220 Providers Compare Legacy and NCTracks

For Immediate Release
Wednesday, June 26, 2013
Contact: news@dhhs.nc.gov
              919-855-4840

Raleigh, N.C. - At the request of the N.C. Department of Health and Human Services, healthcare professional associations asked their members to help test the new NCTracks reimbursement system and assist DHHS to resolve problems before go-live on July 1.

Approximately 220 physician practices, hospitals, pharmacies, dentists, health departments, home health and personal care agencies participated in user testing between February and May. Through testing, the providers learned what to expect with claims payment by comparing the old with the new. The user testing period also provided DHHS and the NCTracks vendor, CSC, the opportunity to validate the system design and correct issues before the system goes live.

Lindsay Hunt, manager at the practice management firm ProActive Health Care in Bryson City, prefers the practically paperless NCTracks. At least 57 paper forms have moved online, and Hunt is delighted. "I want to get out of mailing with a stamp," he said. "And I like that we will know everything in real time. Many people are not as quick to learn, and some don't want to learn something new." Hunt said he found NCTracks to be straightforward, an easy to look at screen, and easy to follow along."

Jane Honeycutt, analyst with Daymark Recovery Service in Concord, saw the potential of NCTracks at training. "I went to training and came back excited," she said. "It will be great to be able to complete batch as well as individual claims submissions on one website, make corrections to individual claims and resend almost immediately. The elimination of the paper forms for applications and provider changes is a real plus. I've seen enough to know that it can work. Replacement, changes and upgrades to software systems has always been a challenge in itself, but with the right programmers and developers, it can be successful."

Penny Reeves, office manager at Reeves Eye Clinic in Charlotte, said the Call Center helped her get started in the NCTracks user test and promptly answered all her questions. Her claims compared favorably with the legacy system. Her advice to providers is to be patient and try the online courses and webinars. "Any time you upgrade with a cell phone or anything else, it takes time to get used to it," she said.

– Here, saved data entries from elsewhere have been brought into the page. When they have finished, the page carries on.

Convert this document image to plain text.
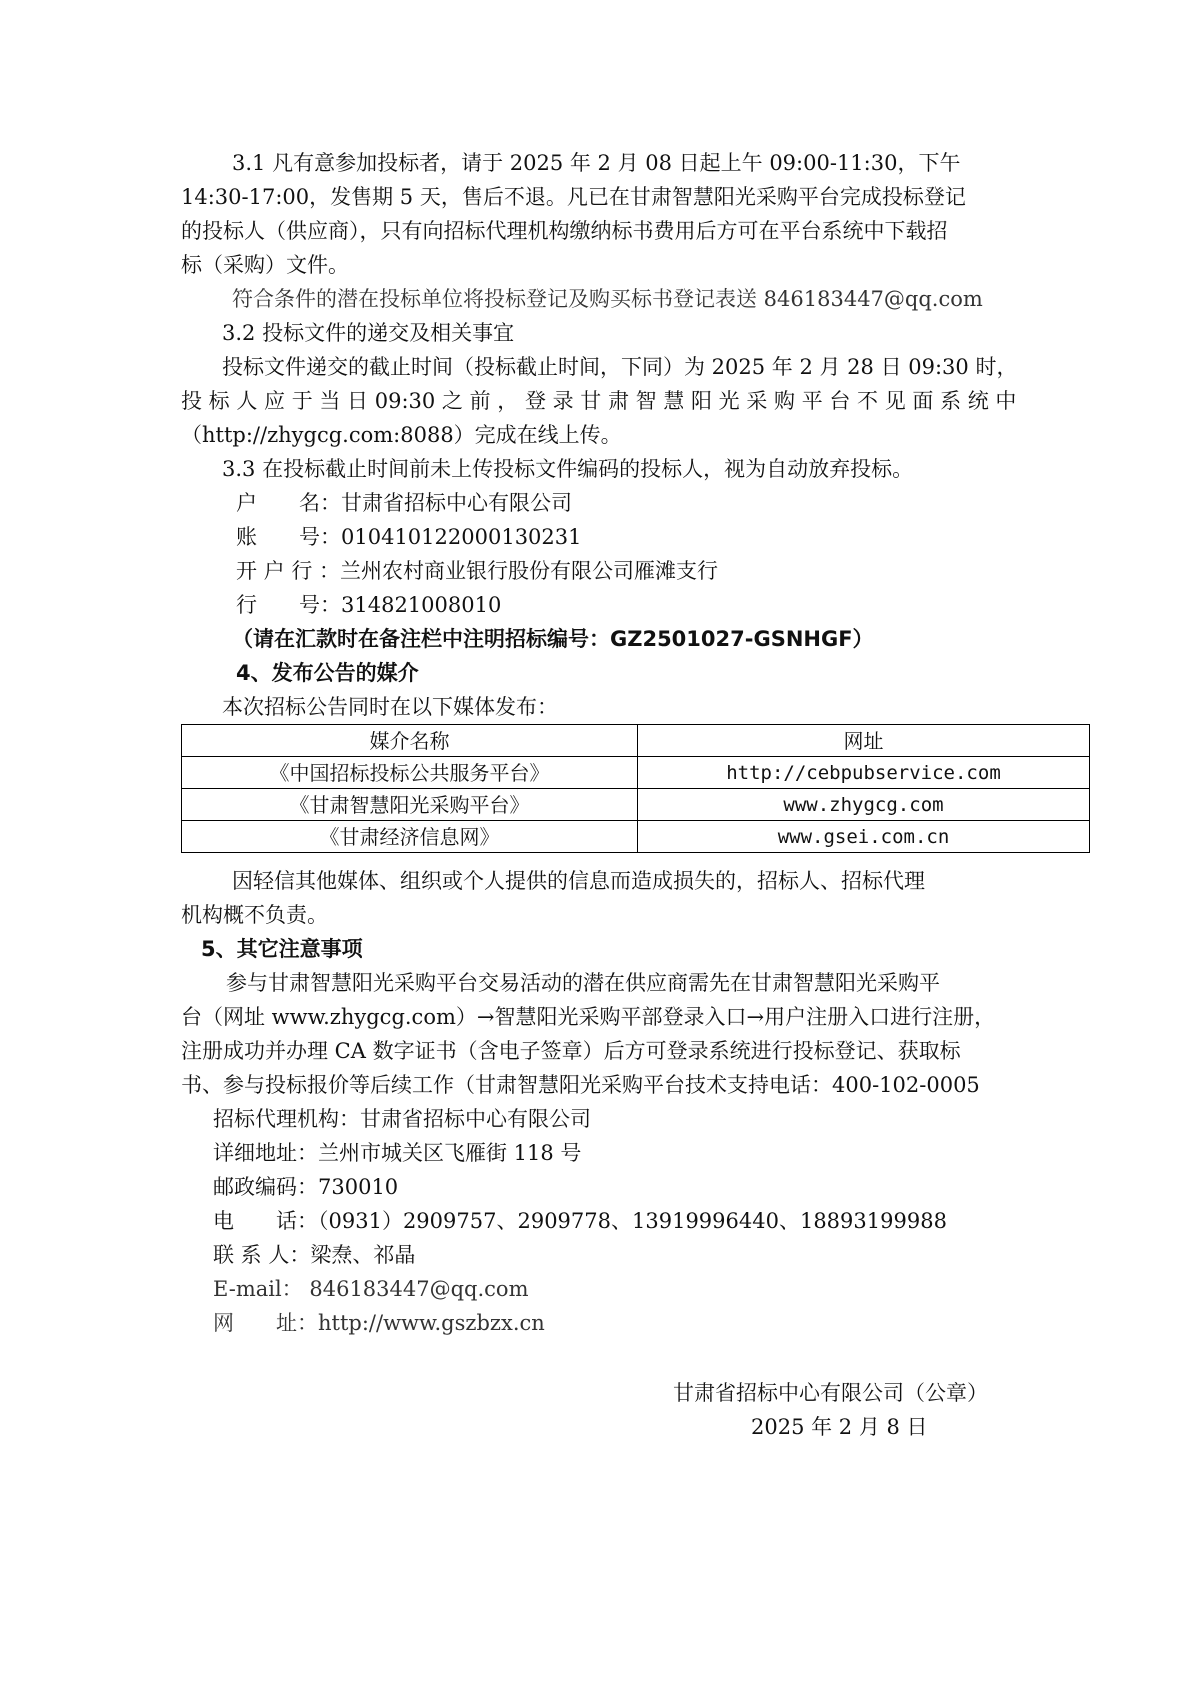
3.1 凡有意参加投标者，请于 2025 年 2 月 08 日起上午 09:00-11:30，下午
14:30-17:00，发售期 5 天，售后不退。凡已在甘肃智慧阳光采购平台完成投标登记
的投标人（供应商），只有向招标代理机构缴纳标书费用后方可在平台系统中下载招
标（采购）文件。
符合条件的潜在投标单位将投标登记及购买标书登记表送 846183447@qq.com
3.2 投标文件的递交及相关事宜
投标文件递交的截止时间（投标截止时间，下同）为 2025 年 2 月 28 日 09:30 时，
投 标 人 应 于 当 日 09:30 之 前 ， 登 录 甘 肃 智 慧 阳 光 采 购 平 台 不 见 面 系 统 中
（http://zhygcg.com:8088）完成在线上传。
3.3 在投标截止时间前未上传投标文件编码的投标人，视为自动放弃投标。
户　　名：甘肃省招标中心有限公司
账　　号：010410122000130231
开 户 行 ：兰州农村商业银行股份有限公司雁滩支行
行　　号：314821008010
（请在汇款时在备注栏中注明招标编号：GZ2501027-GSNHGF）
4、发布公告的媒介
本次招标公告同时在以下媒体发布：
媒介名称	网址
《中国招标投标公共服务平台》	http://cebpubservice.com
《甘肃智慧阳光采购平台》	www.zhygcg.com
《甘肃经济信息网》	www.gsei.com.cn
因轻信其他媒体、组织或个人提供的信息而造成损失的，招标人、招标代理
机构概不负责。
5、其它注意事项
参与甘肃智慧阳光采购平台交易活动的潜在供应商需先在甘肃智慧阳光采购平
台（网址 www.zhygcg.com）→智慧阳光采购平部登录入口→用户注册入口进行注册，
注册成功并办理 CA 数字证书（含电子签章）后方可登录系统进行投标登记、获取标
书、参与投标报价等后续工作（甘肃智慧阳光采购平台技术支持电话：400-102-0005
招标代理机构：甘肃省招标中心有限公司
详细地址：兰州市城关区飞雁街 118 号
邮政编码：730010
电　　话：（0931）2909757、2909778、13919996440、18893199988
联 系 人：梁焘、祁晶
E-mail： 846183447@qq.com
网　　址：http://www.gszbzx.cn
甘肃省招标中心有限公司（公章）
2025 年 2 月 8 日
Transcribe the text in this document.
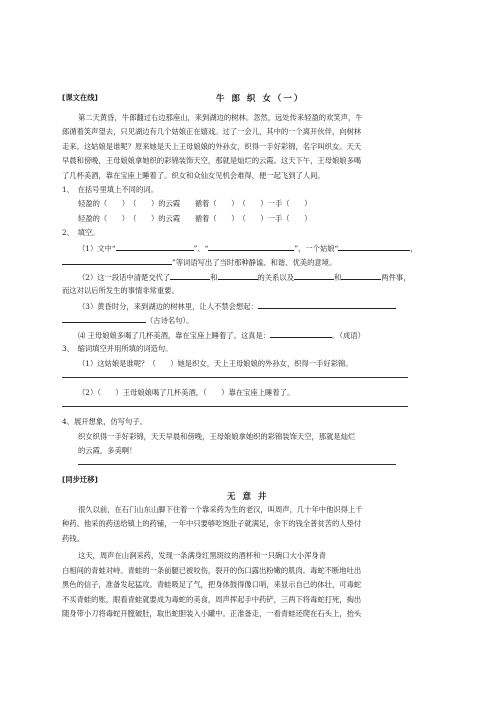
[课文在线]	牛 郎 织 女（一）
第二天黄昏，牛郎翻过右边那座山，来到湖边的树林。忽然，远处传来轻盈的欢笑声，牛
郎循着笑声望去，只见湖边有几个姑娘正在嬉戏。过了一会儿，其中的一个离开伙伴，向树林
走来。这姑娘是谁呢？原来她是天上王母娘娘的外孙女，织得一手好彩锦，名字叫织女。天天
早晨和傍晚，王母娘娘拿她织的彩锦装饰天空，那就是灿烂的云霞。这天下午，王母娘娘多喝
了几杯美酒，靠在宝座上睡着了。织女和众仙女见机会难得，便一起飞到了人间。
1、　在括号里填上不同的词。
轻盈的（　　）　（　　）的云霞　　循着（　　）　（　　）一手（　　）
轻盈的（　　）　（　　）的云霞　　循着（　　）　（　　）一手（　　）
2、　填空。
（1）文中“	”、“	”，一个姑娘“	，
”等词语写出了当时那种静谧、和谐、优美的意境。
（2）这一段话中清楚交代了	和	的关系以及	和	两件事，
而这对以后所发生的事情非常重要。
（3）黄昏时分，来到湖边的树林里，让人不禁会想起：
（古诗名句）。
⑷ 王母娘娘多喝了几杯美酒，靠在宝座上睡着了。这真是：	。（成语）
3、　缩词填空并用所填的词造句。
（1）这姑娘是谁呢？（　　）她是织女，天上王母娘娘的外孙女，织得一手好彩锦。
（2）（　　）王母娘娘喝了几杯美酒，（　　）靠在宝座上睡着了。
4、展开想象，仿写句子。
织女织得一手好彩锦，天天早晨和傍晚，王母娘娘拿她织的彩锦装饰天空，那就是灿烂
的云霞，多美啊！
[同步迁移]
无 意 井
很久以前，在石门山东山脚下住着一个靠采药为生的老汉，叫周声，几十年中他识得上千
种药。他采的药送给镇上的药铺，一年中只要够吃饱肚子就满足，余下的钱全普贫苦的人垫付
药钱。
这天，周声在山涧采药，发现一条满身红黑斑纹的酒杯和一只碗口大小浑身青
白相间的青蛙对峙。青蛙的一条前腿已被咬伤，裂开的伤口露出粉嫩的肌肉。毒蛇不断地吐出
黑色的信子，准备发起猛攻。青蛙吸足了气，把身体鼓得像口哨，来显示自己的体壮，可毒蛇
不买青蛙的账，眼看青蛙就要成为毒蛇的美食，周声挥起手中药铲，三两下将毒蛇打死，掏出
随身带小刀将毒蛇开膛破肚，取出蛇胆装入小罐中。正准备走，一看青蛙还爬在石头上，抬头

Jennifer Nieman, manager of Surf Pediatrics and Medicine in Nags Head, said NCTracks was an improvement because it tells providers the status of each claim submitted. "If all goes as planned, and I've got my fingers crossed, I thought it was really good," she said. She believes she is ready and that there have been enough emails and letters letting everyone know what is happening.

Ike Vlahos, the owner of Jonestown Pharmacy in Winston-Salem, said he learned through user testing that reimbursements are on target, and that's what counts. "As long as we keep getting our money, we will adjust (to the differences)," he said.

NCTracks replaces the state's 35-year-old Medicaid Management Information System with the nation's first Medicaid-based multi-payer system. When it goes live, NCTracks will process 88 million claims per year for more than 70,000 healthcare providers, amounting to $12 billion to provide critical services to more than 1.5 million Medicaid beneficiaries.